By Vestnik Kavkaza
NATO extensive exercises called Steadfast Jazz were conducted in Europe. An active phase of the exercises took place on the territory of Poland and the Baltic republics. A maneuver legend named a country-aggressor which occupied a part of Estonia ‘Botnia.’ The deputy minister of Russia, Anatoly Antonov, stated that the exercises were directed against a certain country and they “were full of the Cold War atmosphere.” Russian military experts concluded that the maneuvers were aimed at improvement of military techniques against the Russian Armed Forces, and NATO still considers Russia as the main rival.
Meanwhile, political experts are not so pessimistic and believe that the U.S.A. has changed.
Alexei Filatov, senior scientist of the General History Institute of RAS, thinks that “the classic bipolar system didn't exist in the world throughout the whole post-war period. In the 1960s outlines of a multipolar world began to form. First of all, China separated from the so-called Socialist Commonwealth and started to provide an independent policy. In the West there was the France of De Gaulle. There was a ‘quartet’ in the world. And when one of the rings of the chain failed (the USSR), it ruined the whole game. As a result, American hegemony appeared to be an incontrovertible fact. However, when the Cold War ended, the Americans said that they also suffered great losses.”
According to Andrei Kortunov, director general of the Russian Council on International Affairs, “in the nineties there was some illusion that the United States could independently solve global problems, that the United States could build a world order based on their preferences. It was some kind of triumphalism that has affected not only the post Soviet states or the developing world, but if you look at Europe. They began to "copy" U.S. institutions in science, education and so on. Certainly, it was related to an illusion that a certain system, a certain ideology, a certain set of postulates prevailed. Already in the late nineties failures started to be observed, controversies began to emerge. From my perspective, the critical moment in the destruction of the illusion was the war in Iraq, when the leading American allies - Germany and France, not to mention Russia - voted against it.”
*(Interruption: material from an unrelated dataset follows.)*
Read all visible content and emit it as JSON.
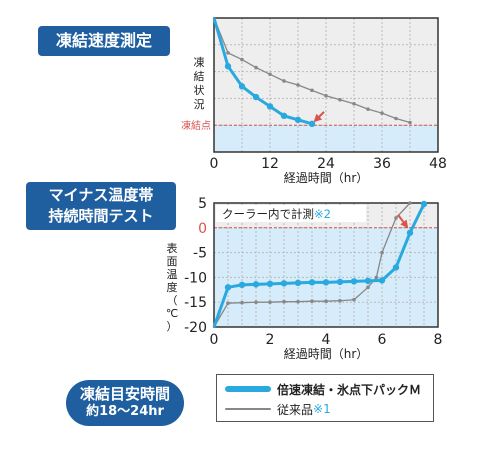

Kortunov believes that “the United States is no longer building a new world order, but is trying to preserve as much as possible the positions which it has accumulated, that have been assigned to U.S. policy over the past decades. That is, today the United States is a status quo state, which responds to external challenges, sometimes successfully, but for the most part not very successfully, and tends to, if not freeze the situation, keeping its military dominance, keeping the structure of financial and economic relations in the world beneficial to it, then at least slow down the inevitable changes. Hence, all the efforts to somehow embed China into the new, or rather the old system of relations, hence the intention to maintain NATO as much as possible, to preserve the system of military-political alliances, hence the desire to keep striving to maintain the military presence of the United States abroad, and so on. But with each new cycle, this maintenance game brings less and less success to the United States and it has to retreat, it has to make concessions, it has to declare a willingness to accept structural changes in the world, as well as in the world economy and world politics. Concessions are usually forced, concessions are usually made too late and that is why they are not always accepted by the partners, but the adaptation of the United States to the new situation is an inevitable process.”
Kortunov is sure that the American potential is very great, but in regard to other countries, in regard to the rest of the world, the United States will continue to weaken.”